À la table du café Flocon situé sur l’avenue Mont-Royal, le chanteur-musicien est posé et ce qu’il raconte a bien du sens. Il a déjà un parcours enviable aux yeux de bien des jeunes artistes et ne donne pas l’impression de tout échapper. Au contraire, l’expérience du milieu musical semble avoir dilué un peu son gaz. Même dans sa rencontre avec Louis-Jean Cormier, il a compris qu’il avait besoin d’équilibre.

« Après avoir fait quelques premières parties de son spectacle, j’ai vu qu’en terme de personnalité, ça se pouvait de travailler ensemble, raconte Brach au sujet de sa collaboration avec le populaire chanteur et réalisateur. Avant même que ce soit un multi-instrumentiste et un artiste respecté, je voulais quelqu’un qui est à l’aise de partager son opinion, car j’ai une esti de tête de cochon ! »

La rentrée montréalaise

Quant à la transposition sur scène des 15 chansons que renferme l’opus Portraits de famine, Philippe Brach affirme qu’il n’a pas éprouvé une grande difficulté à passer d’un univers à l’autre. « Pour l’enregistrement de l’album, je n’ai pas pensé au show du tout. Je savais qu’on serait probablement quatre musiciens en spectacle. J’ai assumé rapidement qu’on ferait une version plus garage et électrique en salle. On n’essayera pas de mettre plein de couches. Je n’aime pas non plus les séquenceurs. Donc, on va faire tout ce qu’on peut [...] Entre les chansons, je jase pas mal. Je présente les tounes. Je dis beaucoup de marde aussi (rires). C’est ce qui rend le show unique, je trouve. Ça fait 14 ans que je fais de l’improvisation théâtrale. J’ai assez confiance, mais j’ai des canevas quand je ne sais pas trop où aller… »
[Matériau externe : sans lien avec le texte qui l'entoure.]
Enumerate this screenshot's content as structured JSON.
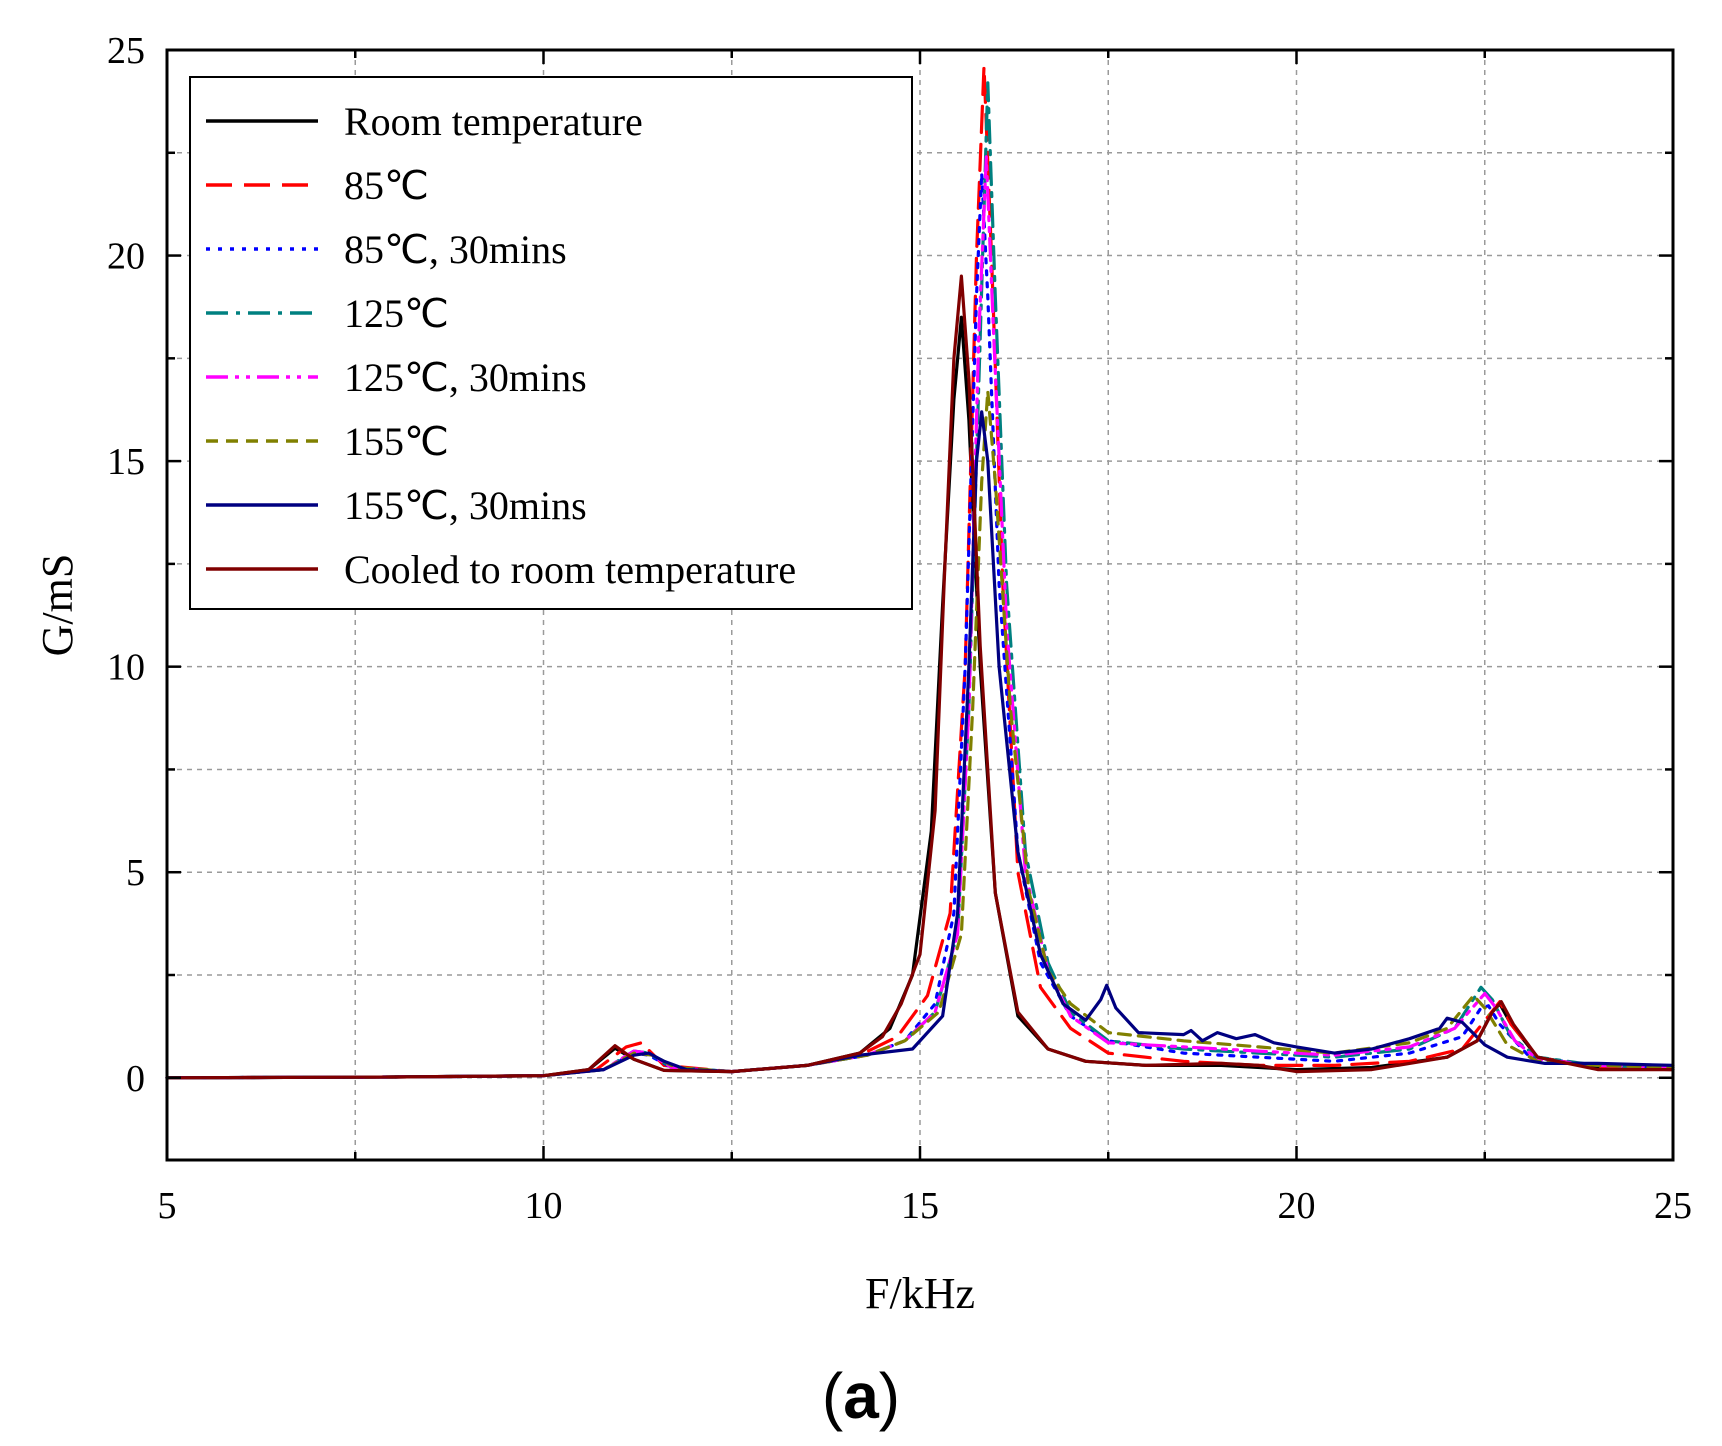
{
  "chart_data": {
    "type": "line",
    "title": "",
    "panel_label": "(a)",
    "panel_label_letter": "a",
    "xlabel": "F/kHz",
    "ylabel": "G/mS",
    "xlim": [
      5,
      25
    ],
    "ylim": [
      -2,
      25
    ],
    "xticks": [
      5,
      10,
      15,
      20,
      25
    ],
    "yticks": [
      0,
      5,
      10,
      15,
      20,
      25
    ],
    "grid": true,
    "legend_position": "top-left",
    "series": [
      {
        "name": "Room temperature",
        "color": "#000000",
        "dash": "solid",
        "points": [
          [
            5,
            0
          ],
          [
            8,
            0.02
          ],
          [
            10,
            0.05
          ],
          [
            10.6,
            0.2
          ],
          [
            10.95,
            0.72
          ],
          [
            11.2,
            0.45
          ],
          [
            11.6,
            0.18
          ],
          [
            12.5,
            0.15
          ],
          [
            13.5,
            0.3
          ],
          [
            14.2,
            0.6
          ],
          [
            14.6,
            1.2
          ],
          [
            14.9,
            2.5
          ],
          [
            15.15,
            6.0
          ],
          [
            15.3,
            11.5
          ],
          [
            15.45,
            16.5
          ],
          [
            15.55,
            18.5
          ],
          [
            15.65,
            16.0
          ],
          [
            15.8,
            10.0
          ],
          [
            16.0,
            4.5
          ],
          [
            16.3,
            1.5
          ],
          [
            16.7,
            0.7
          ],
          [
            17.2,
            0.4
          ],
          [
            18,
            0.3
          ],
          [
            19,
            0.3
          ],
          [
            20,
            0.2
          ],
          [
            21,
            0.25
          ],
          [
            22,
            0.5
          ],
          [
            22.4,
            0.9
          ],
          [
            22.6,
            1.6
          ],
          [
            22.7,
            1.8
          ],
          [
            22.85,
            1.3
          ],
          [
            23.2,
            0.5
          ],
          [
            24,
            0.25
          ],
          [
            25,
            0.2
          ]
        ]
      },
      {
        "name": "85℃",
        "color": "#ff0000",
        "dash": "long-dash",
        "points": [
          [
            5,
            0
          ],
          [
            8,
            0.02
          ],
          [
            10,
            0.05
          ],
          [
            10.7,
            0.2
          ],
          [
            11.1,
            0.75
          ],
          [
            11.3,
            0.85
          ],
          [
            11.6,
            0.3
          ],
          [
            12.5,
            0.15
          ],
          [
            13.5,
            0.3
          ],
          [
            14.2,
            0.55
          ],
          [
            14.7,
            1.0
          ],
          [
            15.1,
            2.0
          ],
          [
            15.4,
            4.0
          ],
          [
            15.6,
            10.0
          ],
          [
            15.75,
            20.0
          ],
          [
            15.85,
            24.6
          ],
          [
            15.95,
            20.0
          ],
          [
            16.1,
            12.0
          ],
          [
            16.3,
            5.0
          ],
          [
            16.6,
            2.2
          ],
          [
            17,
            1.2
          ],
          [
            17.5,
            0.6
          ],
          [
            18.5,
            0.4
          ],
          [
            19.5,
            0.3
          ],
          [
            20.5,
            0.3
          ],
          [
            21.5,
            0.4
          ],
          [
            22.2,
            0.7
          ],
          [
            22.55,
            1.5
          ],
          [
            22.7,
            1.85
          ],
          [
            22.85,
            1.3
          ],
          [
            23.2,
            0.5
          ],
          [
            24,
            0.25
          ],
          [
            25,
            0.2
          ]
        ]
      },
      {
        "name": "85℃, 30mins",
        "color": "#0000ff",
        "dash": "dot",
        "points": [
          [
            5,
            0
          ],
          [
            8,
            0.02
          ],
          [
            10,
            0.05
          ],
          [
            10.8,
            0.2
          ],
          [
            11.2,
            0.6
          ],
          [
            11.4,
            0.55
          ],
          [
            11.7,
            0.25
          ],
          [
            12.5,
            0.15
          ],
          [
            13.5,
            0.3
          ],
          [
            14.3,
            0.55
          ],
          [
            14.8,
            0.9
          ],
          [
            15.2,
            1.8
          ],
          [
            15.45,
            4.0
          ],
          [
            15.6,
            10.0
          ],
          [
            15.75,
            19.0
          ],
          [
            15.82,
            22.0
          ],
          [
            15.9,
            19.0
          ],
          [
            16.05,
            12.0
          ],
          [
            16.3,
            5.5
          ],
          [
            16.6,
            2.8
          ],
          [
            17,
            1.5
          ],
          [
            17.5,
            0.9
          ],
          [
            18.5,
            0.6
          ],
          [
            19.5,
            0.5
          ],
          [
            20.5,
            0.4
          ],
          [
            21.5,
            0.6
          ],
          [
            22.2,
            1.0
          ],
          [
            22.45,
            1.7
          ],
          [
            22.55,
            1.75
          ],
          [
            22.7,
            1.3
          ],
          [
            23.1,
            0.5
          ],
          [
            24,
            0.3
          ],
          [
            25,
            0.25
          ]
        ]
      },
      {
        "name": "125℃",
        "color": "#008080",
        "dash": "dash-dot",
        "points": [
          [
            5,
            0
          ],
          [
            8,
            0.02
          ],
          [
            10,
            0.05
          ],
          [
            10.8,
            0.2
          ],
          [
            11.2,
            0.65
          ],
          [
            11.4,
            0.6
          ],
          [
            11.7,
            0.25
          ],
          [
            12.5,
            0.15
          ],
          [
            13.5,
            0.3
          ],
          [
            14.3,
            0.55
          ],
          [
            14.8,
            0.9
          ],
          [
            15.2,
            1.6
          ],
          [
            15.5,
            3.5
          ],
          [
            15.65,
            9.0
          ],
          [
            15.8,
            18.0
          ],
          [
            15.9,
            24.2
          ],
          [
            16.0,
            19.0
          ],
          [
            16.15,
            12.0
          ],
          [
            16.4,
            5.5
          ],
          [
            16.7,
            2.8
          ],
          [
            17,
            1.6
          ],
          [
            17.5,
            0.9
          ],
          [
            18.5,
            0.7
          ],
          [
            19.5,
            0.6
          ],
          [
            20.5,
            0.5
          ],
          [
            21.5,
            0.7
          ],
          [
            22.1,
            1.2
          ],
          [
            22.45,
            2.2
          ],
          [
            22.6,
            1.9
          ],
          [
            22.85,
            1.0
          ],
          [
            23.2,
            0.5
          ],
          [
            24,
            0.3
          ],
          [
            25,
            0.25
          ]
        ]
      },
      {
        "name": "125℃, 30mins",
        "color": "#ff00ff",
        "dash": "dash-dot-dot",
        "points": [
          [
            5,
            0
          ],
          [
            8,
            0.02
          ],
          [
            10,
            0.05
          ],
          [
            10.8,
            0.2
          ],
          [
            11.2,
            0.65
          ],
          [
            11.4,
            0.6
          ],
          [
            11.7,
            0.25
          ],
          [
            12.5,
            0.15
          ],
          [
            13.5,
            0.3
          ],
          [
            14.3,
            0.55
          ],
          [
            14.8,
            0.9
          ],
          [
            15.2,
            1.6
          ],
          [
            15.5,
            3.5
          ],
          [
            15.65,
            9.0
          ],
          [
            15.78,
            18.0
          ],
          [
            15.88,
            22.4
          ],
          [
            15.98,
            18.0
          ],
          [
            16.15,
            11.0
          ],
          [
            16.4,
            5.0
          ],
          [
            16.7,
            2.6
          ],
          [
            17,
            1.5
          ],
          [
            17.5,
            0.85
          ],
          [
            18.5,
            0.75
          ],
          [
            19.5,
            0.65
          ],
          [
            20.5,
            0.55
          ],
          [
            21.5,
            0.75
          ],
          [
            22.1,
            1.2
          ],
          [
            22.5,
            2.05
          ],
          [
            22.65,
            1.7
          ],
          [
            22.9,
            0.9
          ],
          [
            23.2,
            0.45
          ],
          [
            24,
            0.3
          ],
          [
            25,
            0.25
          ]
        ]
      },
      {
        "name": "155℃",
        "color": "#808000",
        "dash": "short-dash",
        "points": [
          [
            5,
            0
          ],
          [
            8,
            0.02
          ],
          [
            10,
            0.05
          ],
          [
            10.8,
            0.2
          ],
          [
            11.2,
            0.6
          ],
          [
            11.45,
            0.55
          ],
          [
            11.75,
            0.25
          ],
          [
            12.5,
            0.15
          ],
          [
            13.5,
            0.3
          ],
          [
            14.3,
            0.55
          ],
          [
            14.8,
            0.9
          ],
          [
            15.25,
            1.6
          ],
          [
            15.55,
            3.5
          ],
          [
            15.7,
            9.0
          ],
          [
            15.82,
            14.5
          ],
          [
            15.9,
            16.7
          ],
          [
            16.0,
            14.5
          ],
          [
            16.2,
            9.0
          ],
          [
            16.45,
            4.5
          ],
          [
            16.7,
            2.6
          ],
          [
            17,
            1.8
          ],
          [
            17.5,
            1.1
          ],
          [
            18.5,
            0.9
          ],
          [
            19.5,
            0.75
          ],
          [
            20.5,
            0.6
          ],
          [
            21.5,
            0.85
          ],
          [
            22.0,
            1.2
          ],
          [
            22.35,
            2.0
          ],
          [
            22.5,
            1.7
          ],
          [
            22.8,
            0.8
          ],
          [
            23.2,
            0.4
          ],
          [
            24,
            0.3
          ],
          [
            25,
            0.25
          ]
        ]
      },
      {
        "name": "155℃, 30mins",
        "color": "#000080",
        "dash": "solid",
        "points": [
          [
            5,
            0
          ],
          [
            8,
            0.02
          ],
          [
            10,
            0.05
          ],
          [
            10.8,
            0.2
          ],
          [
            11.2,
            0.55
          ],
          [
            11.4,
            0.6
          ],
          [
            11.6,
            0.4
          ],
          [
            11.9,
            0.2
          ],
          [
            12.5,
            0.15
          ],
          [
            13.5,
            0.3
          ],
          [
            14.2,
            0.55
          ],
          [
            14.9,
            0.7
          ],
          [
            15.3,
            1.5
          ],
          [
            15.5,
            4.0
          ],
          [
            15.65,
            10.0
          ],
          [
            15.75,
            15.0
          ],
          [
            15.82,
            16.2
          ],
          [
            15.9,
            15.0
          ],
          [
            16.05,
            10.0
          ],
          [
            16.3,
            5.5
          ],
          [
            16.6,
            3.0
          ],
          [
            16.9,
            1.8
          ],
          [
            17.2,
            1.4
          ],
          [
            17.4,
            1.9
          ],
          [
            17.48,
            2.25
          ],
          [
            17.6,
            1.7
          ],
          [
            17.9,
            1.1
          ],
          [
            18.5,
            1.05
          ],
          [
            18.6,
            1.15
          ],
          [
            18.75,
            0.9
          ],
          [
            18.95,
            1.1
          ],
          [
            19.2,
            0.95
          ],
          [
            19.45,
            1.05
          ],
          [
            19.7,
            0.85
          ],
          [
            20.0,
            0.75
          ],
          [
            20.5,
            0.6
          ],
          [
            21.0,
            0.7
          ],
          [
            21.5,
            0.95
          ],
          [
            21.9,
            1.2
          ],
          [
            22.0,
            1.45
          ],
          [
            22.2,
            1.35
          ],
          [
            22.5,
            0.8
          ],
          [
            22.8,
            0.5
          ],
          [
            23.3,
            0.35
          ],
          [
            24,
            0.35
          ],
          [
            25,
            0.3
          ]
        ]
      },
      {
        "name": "Cooled to room temperature",
        "color": "#800000",
        "dash": "solid",
        "points": [
          [
            5,
            0
          ],
          [
            8,
            0.02
          ],
          [
            10,
            0.05
          ],
          [
            10.6,
            0.2
          ],
          [
            10.95,
            0.78
          ],
          [
            11.2,
            0.45
          ],
          [
            11.6,
            0.18
          ],
          [
            12.5,
            0.15
          ],
          [
            13.5,
            0.3
          ],
          [
            14.2,
            0.6
          ],
          [
            14.5,
            1.0
          ],
          [
            14.75,
            1.8
          ],
          [
            15.0,
            3.0
          ],
          [
            15.2,
            6.5
          ],
          [
            15.32,
            12.0
          ],
          [
            15.45,
            17.5
          ],
          [
            15.55,
            19.5
          ],
          [
            15.65,
            17.0
          ],
          [
            15.8,
            10.5
          ],
          [
            16.0,
            4.5
          ],
          [
            16.3,
            1.6
          ],
          [
            16.7,
            0.7
          ],
          [
            17.2,
            0.4
          ],
          [
            18,
            0.3
          ],
          [
            19,
            0.35
          ],
          [
            19.5,
            0.3
          ],
          [
            20,
            0.15
          ],
          [
            21,
            0.2
          ],
          [
            22,
            0.5
          ],
          [
            22.4,
            0.9
          ],
          [
            22.6,
            1.6
          ],
          [
            22.72,
            1.85
          ],
          [
            22.88,
            1.3
          ],
          [
            23.2,
            0.5
          ],
          [
            24,
            0.2
          ],
          [
            25,
            0.2
          ]
        ]
      }
    ]
  }
}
Questionné au sujet des personnages qu’il a incarnés au fil du temps (il faut voir la vidéo promotionnelle impliquant l’acteur Guy Richer dans le rôle de l’animateur d’une émission télé dédiée à la musique), Brach admet qu’il a pu sembler s’éparpiller depuis ses débuts : « C’est un peu what the fuck, j’avoue. J’aime l’idée de partir sur des chires. J’adore provoquer des moments de malaise. Parfois, ça va trop loin. Anyway, les personnages, c’est fini. Ce buzz est allé au boutte du boutte. Je suis passé à autre chose. Je vais probablement être costumé sur la scène pour le nouveau show, mais autrement…»
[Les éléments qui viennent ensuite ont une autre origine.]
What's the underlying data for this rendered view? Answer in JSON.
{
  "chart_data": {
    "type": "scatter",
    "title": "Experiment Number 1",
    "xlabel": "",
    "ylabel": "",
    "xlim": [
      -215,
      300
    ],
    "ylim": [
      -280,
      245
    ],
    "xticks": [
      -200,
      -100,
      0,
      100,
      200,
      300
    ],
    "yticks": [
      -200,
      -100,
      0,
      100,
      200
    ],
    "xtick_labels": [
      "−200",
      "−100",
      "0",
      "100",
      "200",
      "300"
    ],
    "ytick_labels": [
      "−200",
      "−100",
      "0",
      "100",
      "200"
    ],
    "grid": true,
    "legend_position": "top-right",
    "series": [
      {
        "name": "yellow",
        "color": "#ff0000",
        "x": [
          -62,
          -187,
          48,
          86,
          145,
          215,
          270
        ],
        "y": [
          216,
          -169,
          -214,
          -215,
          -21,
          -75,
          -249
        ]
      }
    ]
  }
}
Ce nouveau show, dans lequel seront présentées ses plus récentes chansons, a été présenté pour une première fois au café culturel La Chasse-galerie de Lavaltrie, le 6 novembre. Après Saint-Jérôme, Philippe Brach fera sa rentrée montréalaise, le 19 novembre, au National.
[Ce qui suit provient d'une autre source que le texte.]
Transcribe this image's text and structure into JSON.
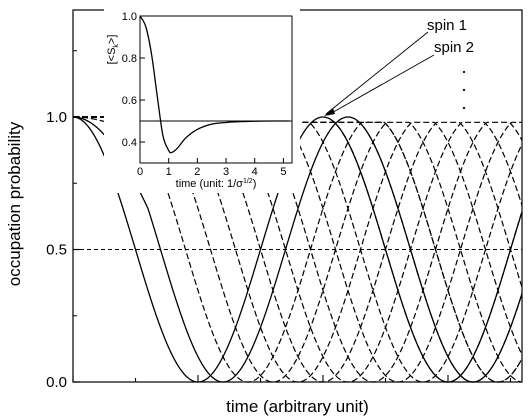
{
  "chart_data": [
    {
      "type": "line",
      "xlabel": "time (arbitrary unit)",
      "ylabel": "occupation probability",
      "ylim": [
        0,
        1.4
      ],
      "y_ticks": [
        "0.0",
        "0.5",
        "1.0"
      ],
      "x_tick_labels": [],
      "grid": false,
      "reference_line": {
        "y": 0.5,
        "style": "dashed"
      },
      "series": [
        {
          "name": "spin 1",
          "style": "solid",
          "period": 2.0,
          "phase": 0.0,
          "x": [
            0,
            0.25,
            0.5,
            0.75,
            1.0,
            1.25,
            1.5,
            1.75,
            2.0,
            2.25,
            2.5,
            2.75,
            3.0
          ],
          "values": [
            1.0,
            0.85,
            0.5,
            0.15,
            0.0,
            0.15,
            0.5,
            0.85,
            1.0,
            0.85,
            0.5,
            0.15,
            0.0
          ]
        },
        {
          "name": "spin 2",
          "style": "solid",
          "period": 2.0,
          "phase": 0.025,
          "x": [
            0,
            0.25,
            0.5,
            0.75,
            1.0,
            1.25,
            1.5,
            1.75,
            2.0,
            2.25,
            2.5,
            2.75,
            3.0
          ],
          "values": [
            1.0,
            0.88,
            0.54,
            0.19,
            0.01,
            0.11,
            0.46,
            0.81,
            0.99,
            0.89,
            0.57,
            0.21,
            0.02
          ]
        }
      ],
      "additional_dashed_series": {
        "count": 11,
        "style": "dashed",
        "phase_step": 0.025,
        "plateau_max": 0.98,
        "note_dots": ".  .  ."
      },
      "annotations": [
        {
          "text": "spin 1",
          "points_to_series": "spin 1"
        },
        {
          "text": "spin 2",
          "points_to_series": "spin 2"
        }
      ]
    },
    {
      "type": "line",
      "inset": true,
      "xlabel": "time (unit: 1/σ",
      "xlabel_sup": "1/2",
      "xlabel_close": ")",
      "ylabel": "[<S",
      "ylabel_sub": "k",
      "ylabel_close": ">]",
      "xlim": [
        0,
        5.3
      ],
      "ylim": [
        0.3,
        1.0
      ],
      "x_ticks": [
        "0",
        "1",
        "2",
        "3",
        "4",
        "5"
      ],
      "y_ticks": [
        "0.4",
        "0.6",
        "0.8",
        "1.0"
      ],
      "reference_line": {
        "y": 0.5,
        "style": "solid"
      },
      "series": [
        {
          "name": "",
          "x": [
            0,
            0.2,
            0.4,
            0.6,
            0.8,
            1.0,
            1.1,
            1.3,
            1.6,
            2.0,
            2.5,
            3.0,
            3.5,
            4.0,
            4.5,
            5.0,
            5.2
          ],
          "values": [
            1.0,
            0.95,
            0.82,
            0.62,
            0.43,
            0.36,
            0.35,
            0.37,
            0.42,
            0.46,
            0.485,
            0.493,
            0.497,
            0.499,
            0.5,
            0.5,
            0.5
          ]
        }
      ]
    }
  ]
}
« C’est assez fucké de faire la rentrée en ayant seulement fait quatre spectacles, commente-t-il. En même temps, c’est un gros trip. En plus du band habituel, on va faire le show montréalais avec les cordes (musiciens impliqués sur l’enregistrement de l’album). On va être pratiquement dix musiciens (Philippe Brach et Guillaume Bourque aux guitares, Pierre-Olivier Gagnon à la basse, David Couture à la batterie, Gabriel Desjardins au piano ainsi que le Quatuor Orphée aux violons) sur scène. C’est le spectacle qui sera le plus proche de l’album, ajoute-t-il. À moins que l’on fasse un show cet été aux FrancoFolies, dit-il un sourire en coin. J’aurais aimé faire la même chose à Québec, mais ce n’est pas possible. Ça coûte trop cher. »

Peu importe, le chanteur - qui a offert environ 80 spectacles au cours des deux dernières années - se retrouve avec pratiquement autant de dates confirmées pour les mois à venir. On peut aisément affirmer qu’il dépassera la centaine de concert pour sa nouvelle tournée. Il n’y a pas à en douter, 2015 est une année folle pour Philippe Brach.

Philippe Brach - en rentrée montréalaise au National, jeudi le 19 novembre.